Opinion
49566
08-23-2022
STATE OF IDAHO, Plaintiff-Respondent, v. PETER O'DONALD CLARKE, Defendant-Appellant.
Eric D. Fredericksen, State Appellate Public Defender; Jenny C. Swinford, Deputy Appellate Public Defender, Boise, for appellant. Hon. Lawrence G. Wasden, Attorney General; Kenneth K. Jorgensen, Deputy Attorney General, Boise, for respondent.
UNPUBLISHED OPINION
Appeal from the District Court of the First Judicial District, State of Idaho, Kootenai County. Hon. John T. Mitchell, District Judge.

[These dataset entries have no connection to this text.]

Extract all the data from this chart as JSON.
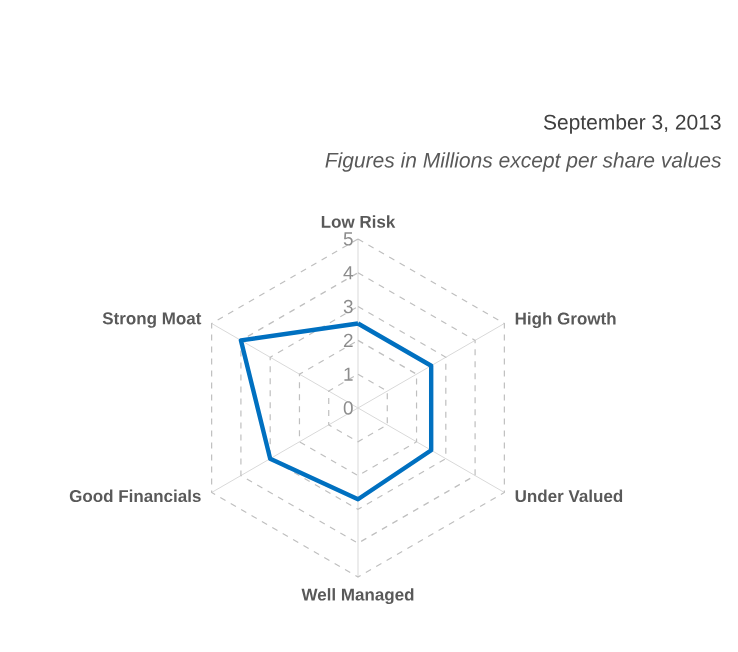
{
  "chart_data": {
    "type": "radar",
    "subtitle": "September 3, 2013",
    "annotations": [
      "Figures in Millions except per share values"
    ],
    "categories": [
      "Low Risk",
      "High Growth",
      "Under Valued",
      "Well Managed",
      "Good Financials",
      "Strong Moat"
    ],
    "series": [
      {
        "color": "#0070c0",
        "values": [
          2.5,
          2.5,
          2.5,
          2.7,
          3,
          4
        ]
      }
    ],
    "ylim": [
      0,
      5
    ],
    "yticks": [
      0,
      1,
      2,
      3,
      4,
      5
    ],
    "grid": true
  }
}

Judgment of conviction and five-year determinate sentence, suspended, with five years of probation for aggravated assault; judgment of conviction and 365-day jail sentence for sexual battery, and judgment of conviction and 365-day jail sentence, suspended, with two years of probation, for sexual battery,
Eric D. Fredericksen, State Appellate Public Defender; Jenny C. Swinford, Deputy Appellate Public Defender, Boise, for appellant.
Hon. Lawrence G. Wasden, Attorney General; Kenneth K. Jorgensen, Deputy Attorney General, Boise, for respondent.

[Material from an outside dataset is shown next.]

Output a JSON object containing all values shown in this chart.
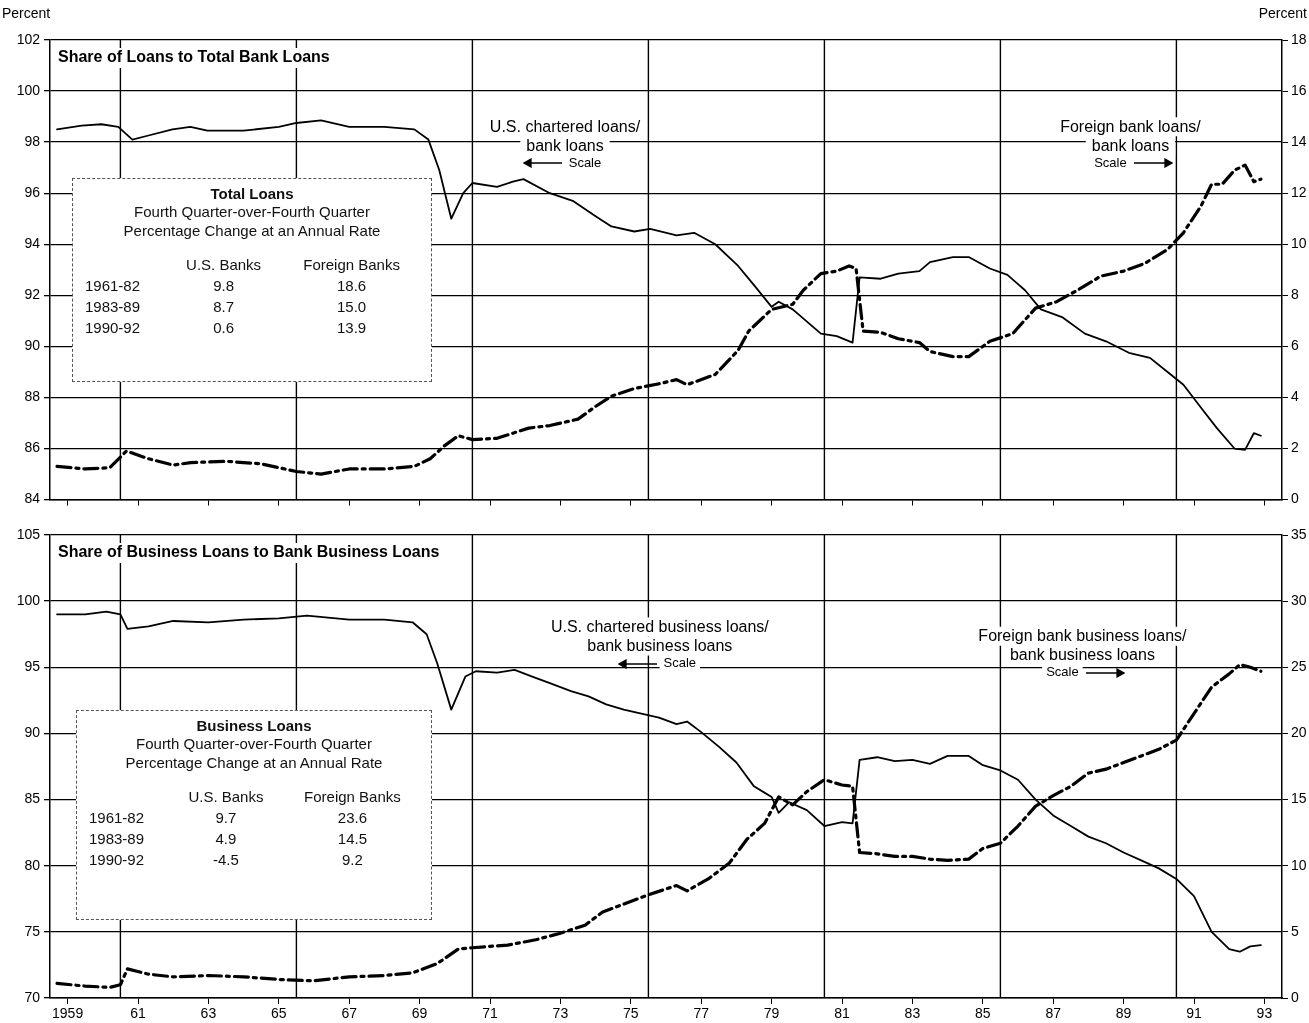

Before LORELLO, Chief Judge; HUSKEY, Judge; and BRAILSFORD, Judge
PER CURIAM
Peter O'Donald Clarke entered Alford pleas to aggravated assault, Idaho Code §§ 18-901, 18-905, and two misdemeanor counts of sexual battery, I.C. § 18-924. The district court imposed a determinate five-year sentence for aggravated assault, suspended the sentence, and placed Clarke on probation for five years. For the first count of sexual battery, the district court imposed 365 days of jail to be served. For the second count of sexual battery, the district court imposed 365 days of jail, suspended the sentence, and placed Clarke on probation for two years. The sentence for the aggravated assault runs consecutively to the two misdemeanor sentences. Clarke appeals, contending that his sentences are excessive.

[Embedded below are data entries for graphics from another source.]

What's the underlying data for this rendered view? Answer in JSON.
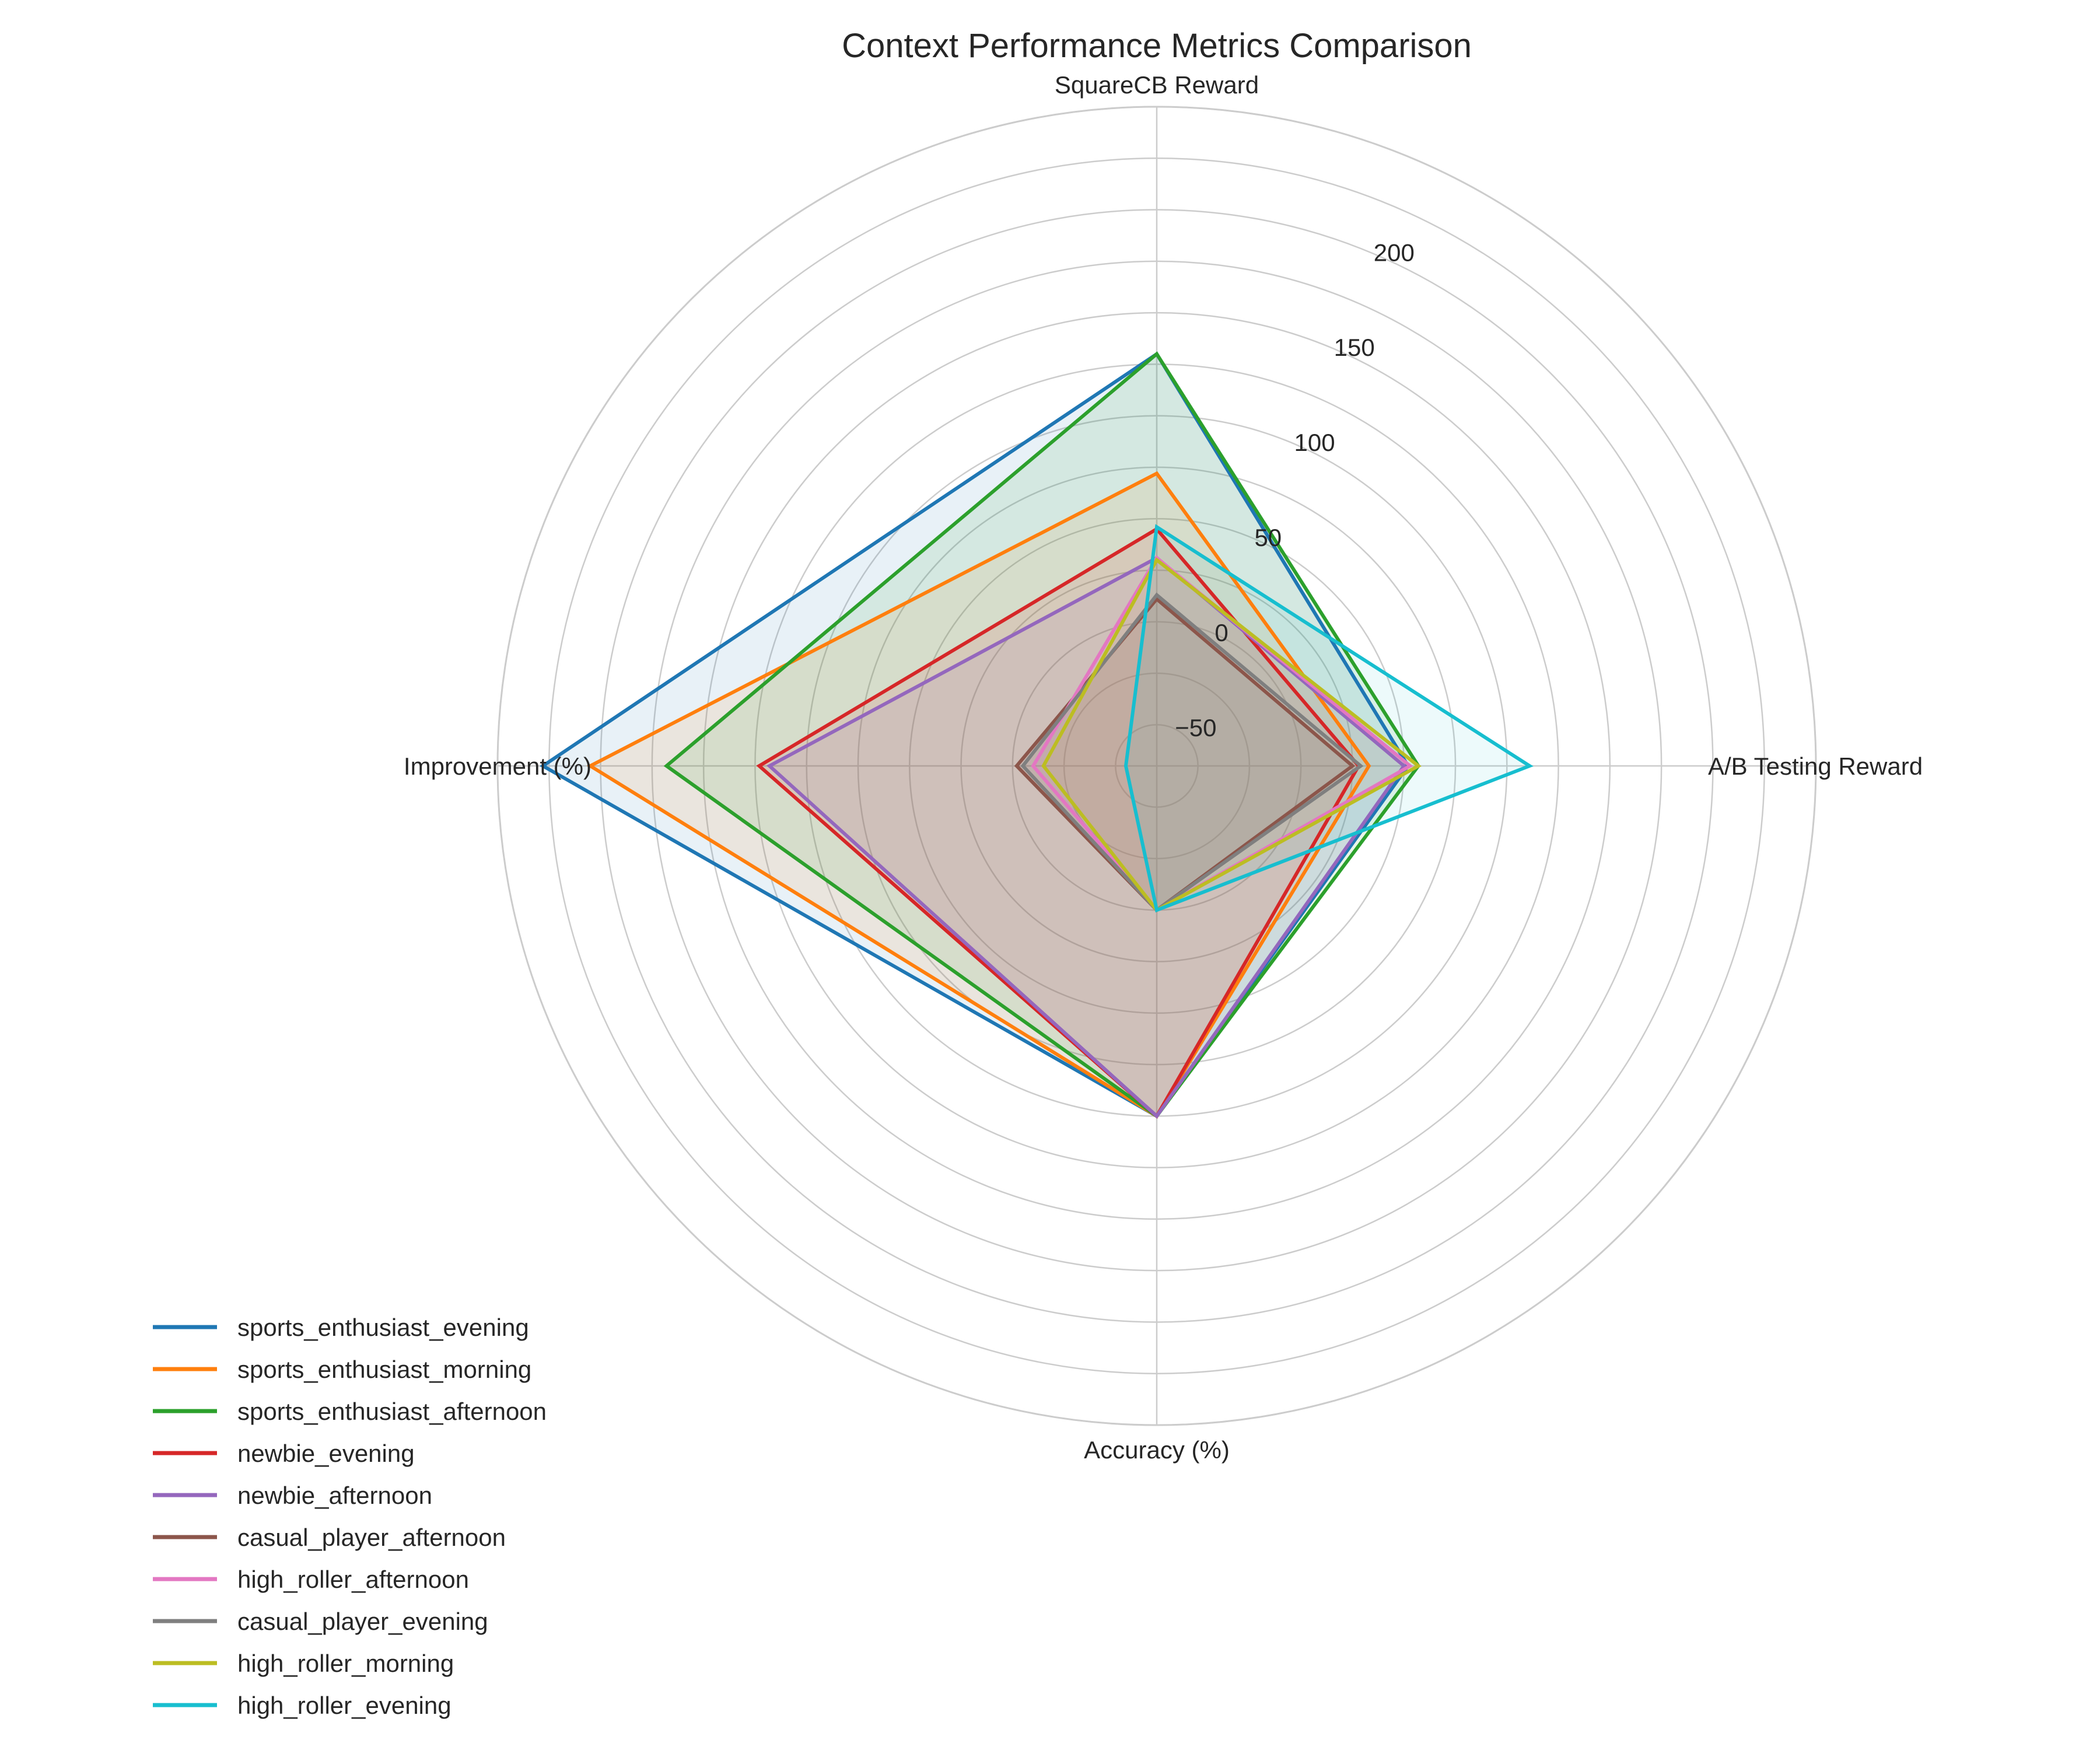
{
  "chart_data": {
    "type": "radar",
    "title": "Context Performance Metrics Comparison",
    "axes": [
      "SquareCB Reward",
      "A/B Testing Reward",
      "Accuracy (%)",
      "Improvement (%)"
    ],
    "r_ticks": [
      -50,
      0,
      50,
      100,
      150,
      200
    ],
    "r_tick_labels": [
      "−50",
      "0",
      "50",
      "100",
      "150",
      "200"
    ],
    "r_range": [
      -70,
      250
    ],
    "grid": true,
    "legend_position": "bottom-left",
    "series": [
      {
        "name": "sports_enthusiast_evening",
        "color": "#1f77b4",
        "filled": true,
        "values": [
          130,
          52,
          100,
          228
        ]
      },
      {
        "name": "sports_enthusiast_morning",
        "color": "#ff7f0e",
        "filled": true,
        "values": [
          72,
          33,
          100,
          205
        ]
      },
      {
        "name": "sports_enthusiast_afternoon",
        "color": "#2ca02c",
        "filled": true,
        "values": [
          130,
          57,
          100,
          168
        ]
      },
      {
        "name": "newbie_evening",
        "color": "#d62728",
        "filled": true,
        "values": [
          45,
          28,
          100,
          123
        ]
      },
      {
        "name": "newbie_afternoon",
        "color": "#9467bd",
        "filled": true,
        "values": [
          31,
          50,
          100,
          118
        ]
      },
      {
        "name": "casual_player_afternoon",
        "color": "#8c564b",
        "filled": true,
        "values": [
          11,
          25,
          0,
          -2
        ]
      },
      {
        "name": "high_roller_afternoon",
        "color": "#e377c2",
        "filled": false,
        "values": [
          31,
          53,
          0,
          -10
        ]
      },
      {
        "name": "casual_player_evening",
        "color": "#7f7f7f",
        "filled": false,
        "values": [
          13,
          29,
          0,
          -5
        ]
      },
      {
        "name": "high_roller_morning",
        "color": "#bcbd22",
        "filled": false,
        "values": [
          30,
          57,
          0,
          -15
        ]
      },
      {
        "name": "high_roller_evening",
        "color": "#17becf",
        "filled": false,
        "values": [
          46,
          111,
          0,
          -55
        ]
      }
    ]
  }
}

See North Carolina v. Alford, 400 U.S. 25 (1970).
Sentencing is a matter for the trial court's discretion. Both our standard of review and the factors to be considered in evaluating the reasonableness of the sentence are well established and need not be repeated here. See State v. Hernandez, 121 Idaho 114, 117-18, 822 P.2d 1011, 1014-15 (Ct. App. 1991); State v. Lopez, 106 Idaho 447, 449-51, 680 P.2d 869, 871-73 (Ct. App. 1984); State v. Toohill, 103 Idaho 565, 568, 650 P.2d 707, 710 (Ct. App. 1982). When reviewing the length of a sentence, we consider the defendant's entire sentence. State v. Oliver, 144 Idaho 722, 726, 170 P.3d 387, 391 (2007). Our role is limited to determining whether reasonable minds could reach the same conclusion as the district court. State v. Biggs, 168 Idaho 112, 116, 480 P.3d 150, 154 (Ct. App. 2020).
Applying these standards, and having reviewed the record in this case, we cannot say that the district court abused its discretion. Therefore, Clarke's judgments of conviction and sentences are affirmed.